Growth5 Blog

Monday, May 11, 2009

Warren Buffet / Berkshire Hathaway First Quarter Losses

Berkshire Hathaway lost $1.53 billion in the first quarter. It seems like whenever this happens, there is noise about whether or not anyone should be listening to what Warren Buffet has to say because we're not sure if he is brilliant or just lucky.

I get the argument that Buffet was lucky to have been born in the perfect era to match how his brain is wired, he's said so himself, but shouldn't that mean we have more of a reason to listen to him than not?

With a 20.3% annualized return since 1965, here's three points that make the case against luck:
1. Brilliant: Buffet buys businesses that he understands and that have a sustainable advantage in areas that have a great chance of being relevant for a long time: razors, furniture, candy, etc... Not fancy, but reliable. When he can get these businesses at a great price all the better. When he can purchase these businesses privately, he doesn't have to worry about the volatile market getting around to recognizing their value. He can just take their profits and re-invest elsewhere, and then repeat the process.

Luck: investing in businesses or derivatives or trends you don't understand. See the Internet Bubble or the more recent Derivative Meltdown that has brought the economy to its knees.

Buffet didn't invest in Yahoo in the late 90's because he didn't understand how it would make money or better yet didn't believe that the P/E multiple it was trading at could be met as it would have meant that Yahoo's business would eventually have to be larger than the US GDP at the time.

Berkshire Hathaway (BH) has spent the last couple years unwinding the 20,000 derivatives held by their subsidiary General Re.

And yes, part of BH's first quarter losses were having to take paper losses on derivatives that won't mature for another 15-20 years. But Buffet points out that BH holds the cash backing those derivatives and invests it elsewhere to hedge against potential actual losses 15 years from now (much like he invests insurance "float"). Furthermore, these derivatives are based on where the markets will be 15-20 years from now, a topic I think we can agree that Warren Buffet does understand.

2. Brilliant: Buffet has a "buy and hold forever" philosophy. This avoids worrying about timing an unpredictable market at the exact right time, every time.

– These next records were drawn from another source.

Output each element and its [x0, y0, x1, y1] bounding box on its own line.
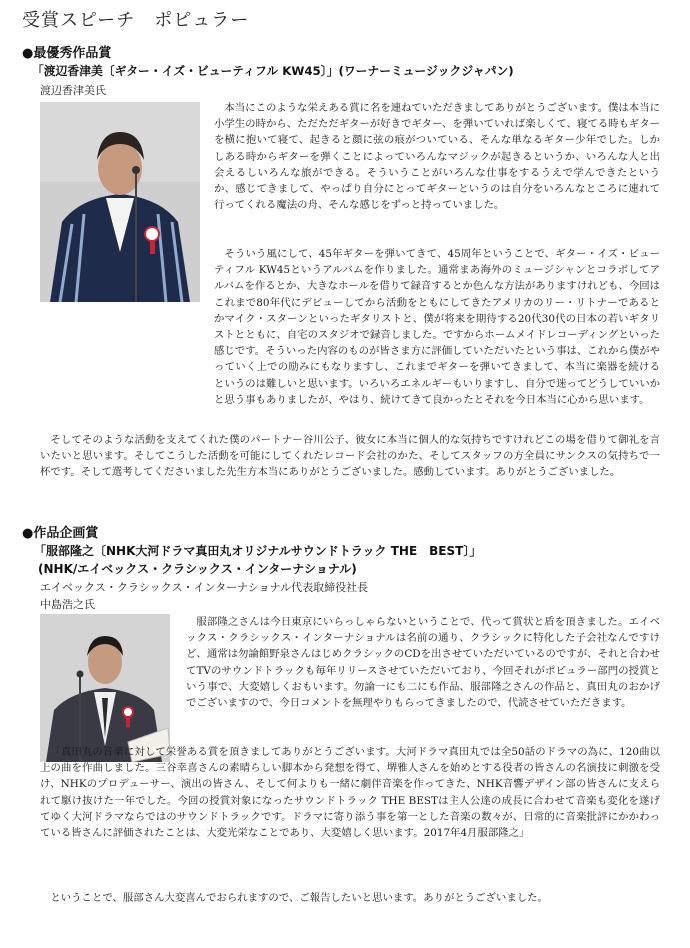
section-heading-best-work: ●最優秀作品賞: [22, 46, 112, 61]
section-heading-planning: ●作品企画賞: [22, 526, 99, 541]
speaker-name-watanabe: 渡辺香津美氏: [40, 84, 106, 97]
speech-paragraph: そういう風にして、45年ギターを弾いてきて、45周年ということで、ギター・イズ・ビューティフル KW45というアルバムを作りました。通常まあ海外のミュージシャンとコラボしてアルバムを作るとか、大きなホールを借りて録音するとか色んな方法がありますけれども、今回はこれまで80年代にデビューしてから活動をともにしてきたアメリカのリー・リトナーであるとかマイク・スターンといったギタリストと、僕が将来を期待する20代30代の日本の若いギタリストとともに、自宅のスタジオで録音しました。ですからホームメイドレコーディングといった感じです。そういった内容のものが皆さま方に評価していただいたという事は、これから僕がやっていく上での励みにもなりますし、これまでギターを弾いてきまして、本当に楽器を続けるというのは難しいと思います。いろいろエネルギーもいりますし、自分で迷ってどうしていいかと思う事もありましたが、やはり、続けてきて良かったとそれを今日本当に心から思います。: [214, 248, 660, 406]
speaker-name-nakajima: 中島浩之氏: [40, 598, 95, 611]
speech-paragraph: そしてそのような活動を支えてくれた僕のパートナー谷川公子、彼女に本当に個人的な気持ちですけれどこの場を借りて御礼を言いたいと思います。そしてこうした活動を可能にしてくれたレコード会社のかた、そしてスタッフの方全員にサンクスの気持ちで一杯です。そして選考してくださいました先生方本当にありがとうございました。感動しています。ありがとうございました。: [40, 434, 660, 479]
page-title: 受賞スピーチ ポピュラー: [22, 10, 250, 31]
award-label-planning: (NHK/エイベックス・クラシックス・インターナショナル): [38, 562, 357, 576]
speaker-role-nakajima: エイベックス・クラシックス・インターナショナル代表取締役社長: [40, 581, 369, 594]
speaker-photo-nakajima: [40, 614, 170, 762]
award-title-planning: 「服部隆之〔NHK大河ドラマ真田丸オリジナルサウンドトラック THE BEST〕」: [34, 544, 482, 558]
speech-paragraph: ということで、服部さん大変喜んでおられますので、ご報告したいと思います。ありがとうございました。: [50, 892, 548, 904]
speech-paragraph: 服部隆之さんは今日東京にいらっしゃらないということで、代って賞状と盾を頂きました。エイベックス・クラシックス・インターナショナルは名前の通り、クラシックに特化した子会社なんですけど、通常は勿論館野泉さんはじめクラシックのCDを出させていただいているのですが、それと合わせてTVのサウンドトラックも毎年リリースさせていただいており、今回それがポピュラー部門の授賞という事で、大変嬉しくおもいます。勿論一にも二にも作品、服部隆之さんの作品と、真田丸のおかげでございますので、今日コメントを無理やりもらってきましたので、代読させていただきます。: [186, 616, 660, 710]
speech-paragraph: 本当にこのような栄えある賞に名を連ねていただきましてありがとうございます。僕は本当に小学生の時から、ただただギターが好きでギター、を弾いていれば楽しくて、寝てる時もギターを横に抱いて寝て、起きると顔に弦の痕がついている、そんな単なるギター少年でした。しかしある時からギターを弾くことによっていろんなマジックが起きるというか、いろんな人と出会えるしいろんな旅ができる。そういうことがいろんな仕事をするうえで学んできたというか、感じてきまして、やっぱり自分にとってギターというのは自分をいろんなところに連れて行ってくれる魔法の舟、そんな感じをずっと持っていました。: [214, 102, 660, 212]
award-title-best-work: 「渡辺香津美〔ギター・イズ・ビューティフル KW45〕」(ワーナーミュージックジャパン): [32, 64, 514, 78]
speaker-photo-watanabe: [40, 102, 200, 302]
speech-paragraph: 「真田丸の音楽に対して栄誉ある賞を頂きましてありがとうございます。大河ドラマ真田丸では全50話のドラマの為に、120曲以上の曲を作曲しました。三谷幸喜さんの素晴らしい脚本から発想を得て、堺雅人さんを始めとする役者の皆さんの名演技に刺激を受け、NHKのプロデューサー、演出の皆さん、そして何よりも一緒に劇伴音楽を作ってきた、NHK音響デザイン部の皆さんに支えられて駆け抜けた一年でした。今回の授賞対象になったサウンドトラック THE BESTは主人公達の成長に合わせて音楽も変化を遂げてゆく大河ドラマならではのサウンドトラックです。ドラマに寄り添う事を第一とした音楽の数々が、日常的に音楽批評にかかわっている皆さんに評価されたことは、大変光栄なことであり、大変嬉しく思います。2017年4月服部隆之」: [40, 746, 660, 840]
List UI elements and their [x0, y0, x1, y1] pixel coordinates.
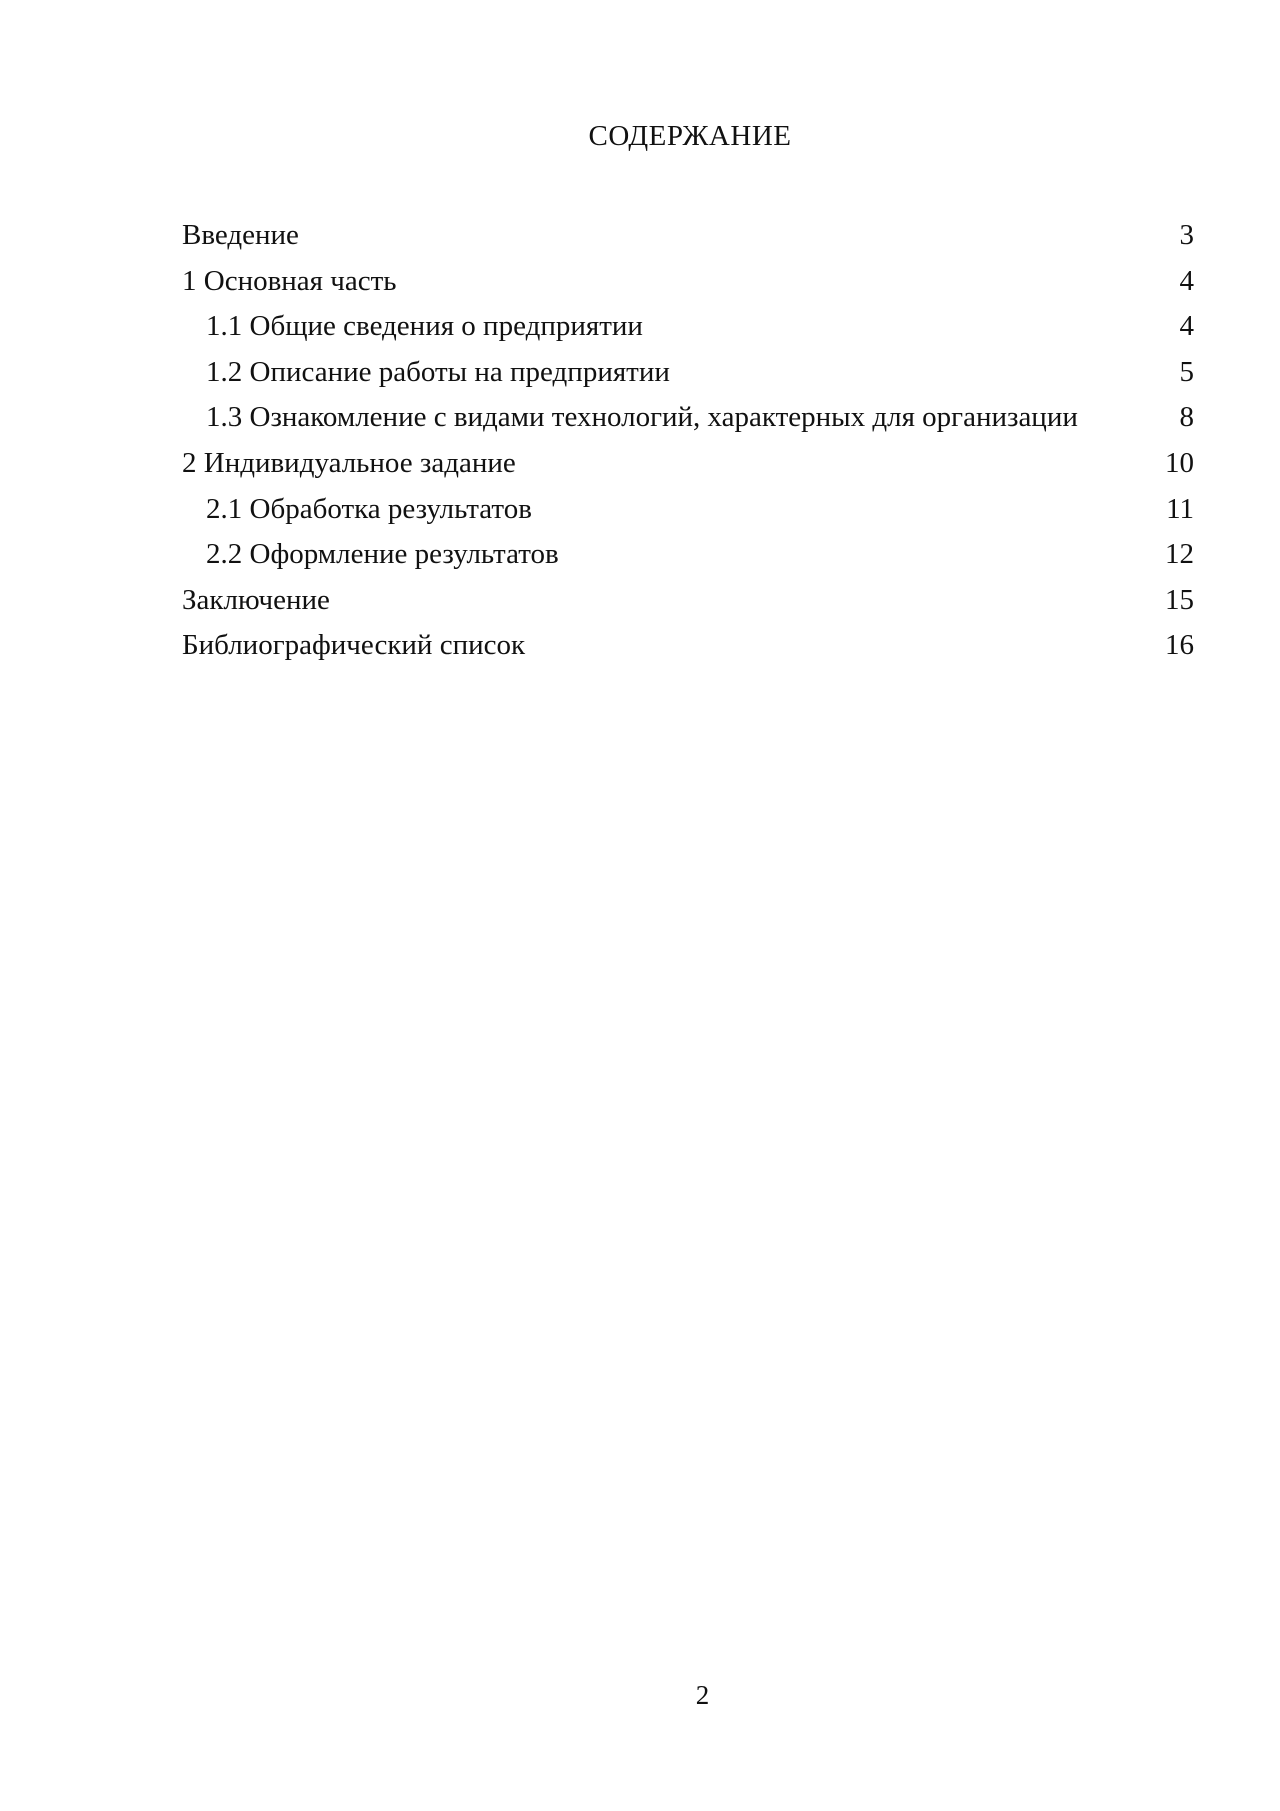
toc-entry-page: 4 — [1179, 310, 1194, 343]
toc-entry-page: 4 — [1179, 264, 1194, 297]
page-number: 2 — [695, 1680, 710, 1710]
toc-entry[interactable] — [182, 304, 1194, 350]
toc-entry-text: 1.3 Ознакомление с видами технологий, характерных для организации — [206, 401, 1078, 434]
table-of-contents — [182, 213, 1194, 669]
toc-entry-text: 2 Индивидуальное задание — [182, 446, 516, 479]
toc-entry-page: 16 — [1165, 629, 1194, 662]
toc-entry[interactable] — [182, 213, 1194, 259]
toc-entry-text: 1.2 Описание работы на предприятии — [206, 355, 670, 388]
toc-entry-text: 1.1 Общие сведения о предприятии — [206, 310, 643, 343]
toc-entry[interactable] — [182, 350, 1194, 396]
toc-entry-page: 12 — [1165, 538, 1194, 571]
toc-entry-text: 2.2 Оформление результатов — [206, 538, 559, 571]
toc-entry-page: 3 — [1179, 219, 1194, 251]
toc-entry-text: 2.1 Обработка результатов — [206, 492, 532, 525]
toc-entry[interactable] — [182, 259, 1194, 305]
toc-entry-page: 11 — [1166, 492, 1194, 525]
toc-entry[interactable] — [182, 441, 1194, 487]
page-title: СОДЕРЖАНИЕ — [588, 120, 792, 152]
toc-entry-text: Библиографический список — [182, 629, 526, 662]
toc-entry[interactable] — [182, 487, 1194, 533]
toc-entry[interactable] — [182, 578, 1194, 624]
toc-entry-page: 15 — [1165, 583, 1194, 616]
toc-entry[interactable] — [182, 623, 1194, 669]
toc-entry-text: 1 Основная часть — [182, 264, 397, 297]
toc-entry-page: 10 — [1165, 446, 1194, 479]
toc-entry-page: 5 — [1179, 355, 1194, 388]
toc-entry-text: Заключение — [182, 583, 330, 616]
toc-entry[interactable] — [182, 395, 1194, 441]
toc-entry-page: 8 — [1179, 401, 1194, 434]
toc-entry[interactable] — [182, 532, 1194, 578]
toc-entry-text: Введение — [182, 219, 299, 251]
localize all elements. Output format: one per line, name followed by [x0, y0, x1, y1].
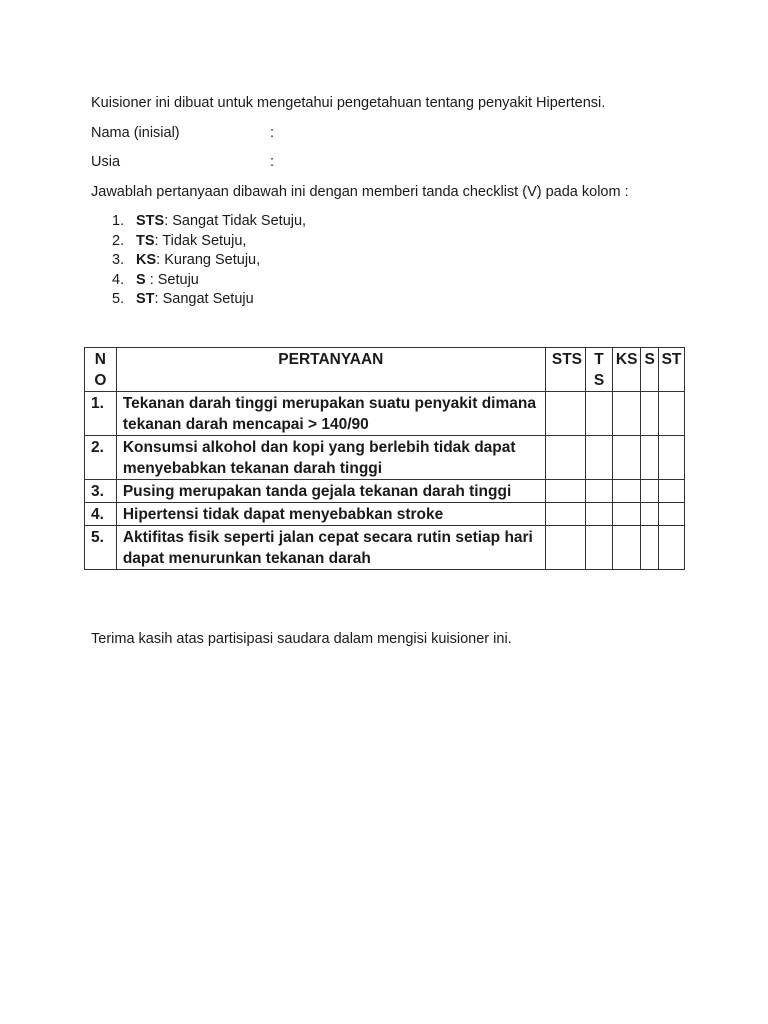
instruction-text: Jawablah pertanyaan dibawah ini dengan memberi tanda checklist (V) pada kolom : — [91, 184, 629, 200]
legend-text: : Kurang Setuju, — [156, 252, 261, 268]
table-row — [85, 436, 685, 480]
legend-text: : Sangat Tidak Setuju, — [164, 213, 307, 229]
row-number: 4. — [85, 503, 117, 526]
table-row — [85, 392, 685, 436]
answer-cell-ks[interactable] — [613, 436, 641, 480]
thank-you-text: Terima kasih atas partisipasi saudara dalam mengisi kuisioner ini. — [91, 631, 512, 647]
row-question: Aktifitas fisik seperti jalan cepat secara rutin setiap hari dapat menurunkan tekanan darah — [116, 526, 545, 570]
header-question: PERTANYAAN — [116, 348, 545, 392]
legend-code: ST — [136, 291, 155, 307]
answer-cell-st[interactable] — [659, 526, 685, 570]
legend-item — [112, 251, 306, 271]
answer-cell-sts[interactable] — [545, 480, 585, 503]
answer-cell-s[interactable] — [641, 392, 659, 436]
answer-cell-sts[interactable] — [545, 526, 585, 570]
row-number: 5. — [85, 526, 117, 570]
answer-cell-ts[interactable] — [585, 480, 612, 503]
row-question: Tekanan darah tinggi merupakan suatu penyakit dimana tekanan darah mencapai > 140/90 — [116, 392, 545, 436]
answer-cell-ts[interactable] — [585, 503, 612, 526]
answer-cell-ts[interactable] — [585, 526, 612, 570]
answer-cell-ts[interactable] — [585, 436, 612, 480]
legend-text: : Setuju — [145, 271, 199, 288]
row-question: Pusing merupakan tanda gejala tekanan darah tinggi — [116, 480, 545, 503]
intro-text: Kuisioner ini dibuat untuk mengetahui pengetahuan tentang penyakit Hipertensi. — [91, 95, 606, 111]
table-row — [85, 526, 685, 570]
header-s: S — [641, 348, 659, 392]
answer-cell-ts[interactable] — [585, 392, 612, 436]
legend-number: 4. — [112, 271, 125, 288]
row-question: Konsumsi alkohol dan kopi yang berlebih tidak dapat menyebabkan tekanan darah tinggi — [116, 436, 545, 480]
answer-cell-ks[interactable] — [613, 526, 641, 570]
legend-text: : Tidak Setuju, — [154, 232, 247, 249]
header-no — [85, 348, 117, 392]
row-number: 3. — [85, 480, 117, 503]
age-field-colon: : — [270, 154, 275, 170]
legend-number: 2. — [112, 232, 125, 249]
header-ts-line1: T — [594, 351, 604, 368]
answer-cell-sts[interactable] — [545, 436, 585, 480]
name-field — [91, 124, 391, 142]
legend-item — [112, 212, 306, 232]
header-st: ST — [659, 348, 685, 392]
legend-number: 5. — [112, 291, 125, 307]
answer-cell-s[interactable] — [641, 503, 659, 526]
row-number: 2. — [85, 436, 117, 480]
answer-cell-s[interactable] — [641, 436, 659, 480]
legend-item — [112, 290, 306, 310]
legend-number: 3. — [112, 252, 125, 268]
answer-cell-ks[interactable] — [613, 480, 641, 503]
legend-text: : Sangat Setuju — [154, 291, 254, 307]
answer-cell-sts[interactable] — [545, 392, 585, 436]
questionnaire-table — [84, 347, 685, 570]
header-no-line2: O — [94, 372, 107, 389]
answer-cell-s[interactable] — [641, 480, 659, 503]
legend-item — [112, 232, 306, 252]
legend-code: KS — [136, 252, 157, 268]
answer-cell-st[interactable] — [659, 436, 685, 480]
legend-code: STS — [136, 213, 165, 229]
table-header-row — [85, 348, 685, 392]
name-field-label: Nama (inisial) — [91, 125, 180, 141]
answer-cell-st[interactable] — [659, 392, 685, 436]
answer-cell-st[interactable] — [659, 503, 685, 526]
age-field — [91, 153, 391, 171]
legend-item — [112, 271, 306, 291]
answer-cell-st[interactable] — [659, 480, 685, 503]
row-question: Hipertensi tidak dapat menyebabkan stroke — [116, 503, 545, 526]
header-ks: KS — [613, 348, 641, 392]
table-row — [85, 503, 685, 526]
header-sts: STS — [545, 348, 585, 392]
answer-cell-sts[interactable] — [545, 503, 585, 526]
header-ts-line2: S — [593, 372, 605, 389]
legend-code: TS — [136, 232, 155, 249]
legend-number: 1. — [112, 213, 125, 229]
answer-legend — [112, 212, 306, 310]
row-number: 1. — [85, 392, 117, 436]
name-field-colon: : — [270, 125, 275, 141]
header-ts — [585, 348, 612, 392]
header-no-line1: N — [94, 351, 106, 368]
table-row — [85, 480, 685, 503]
answer-cell-ks[interactable] — [613, 503, 641, 526]
age-field-label: Usia — [91, 154, 121, 170]
answer-cell-s[interactable] — [641, 526, 659, 570]
answer-cell-ks[interactable] — [613, 392, 641, 436]
legend-code: S — [136, 271, 146, 288]
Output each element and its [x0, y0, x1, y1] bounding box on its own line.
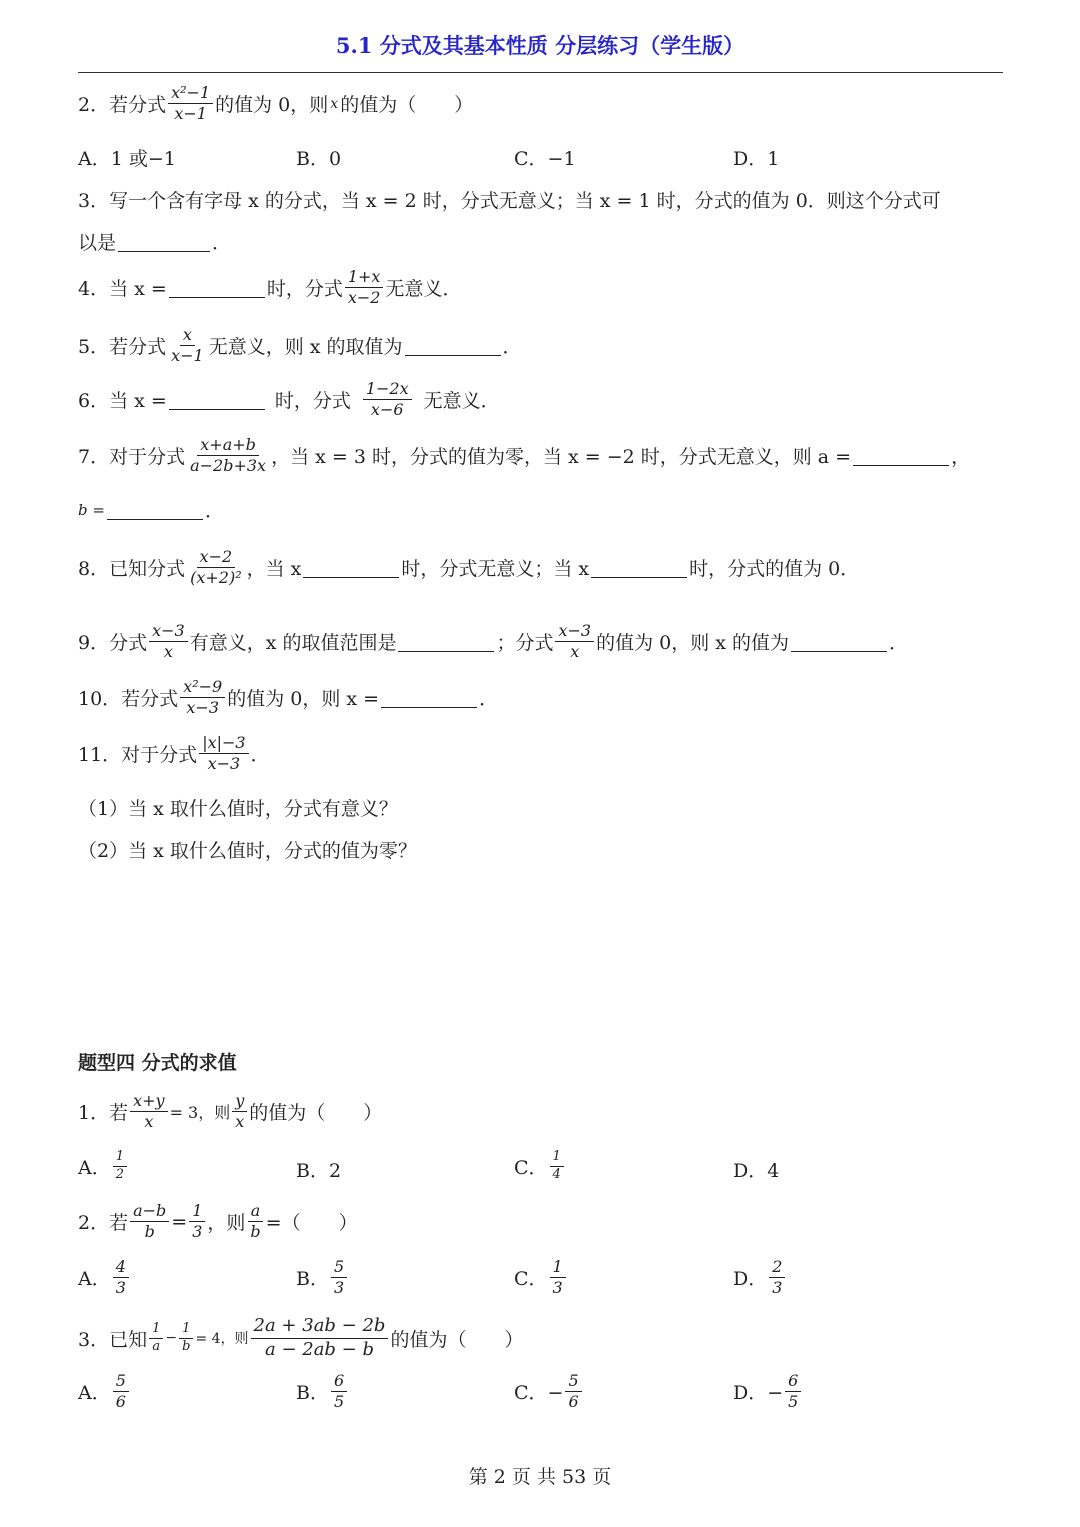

Luck: timing the market on a consistent basis.

3. Brilliant: keeping it simple, knowing what works and sticking it to it. In the market, for example, Buffet believes you should be fearful when those around you are greedy and greedy when those around you are fearful.

In March we blogged about Buffet's most recent shareholder letter, in it, he says, "Beware of geeks bearing formulas."

Luck: depending on complex algorithms that very few understand, are not transparent and don't allow for environmental changes: like, oops, we didn't factor in the fact that housing prices could go down, our bad.

See: Collateralized Debt Obligations, Credit Default Swaps and all sorts of other derivatives that investors around the world lost money on. You've all heard squawking from global markets blaming the US for putting these derivatives together in the first place. Which is exactly like blaming Vegas because you put $5,000 on the Patriots winning the Super Bowl when they were undefeated. We, the US, just put these derivatives on the board. World: you knew the risk or maybe you didn't because these derivatives had been so good to you for so long.

Either way World, I would argue you would've been better off listening to Warren Buffet about keeping it simple, greed & fear, geeks with formulas, etc...
Mr. Buffet, please keep sharing. It is highly improbable that you have been lucky for 44 years. I'm going to go out on a limb and predict that you actually know what you're talking about.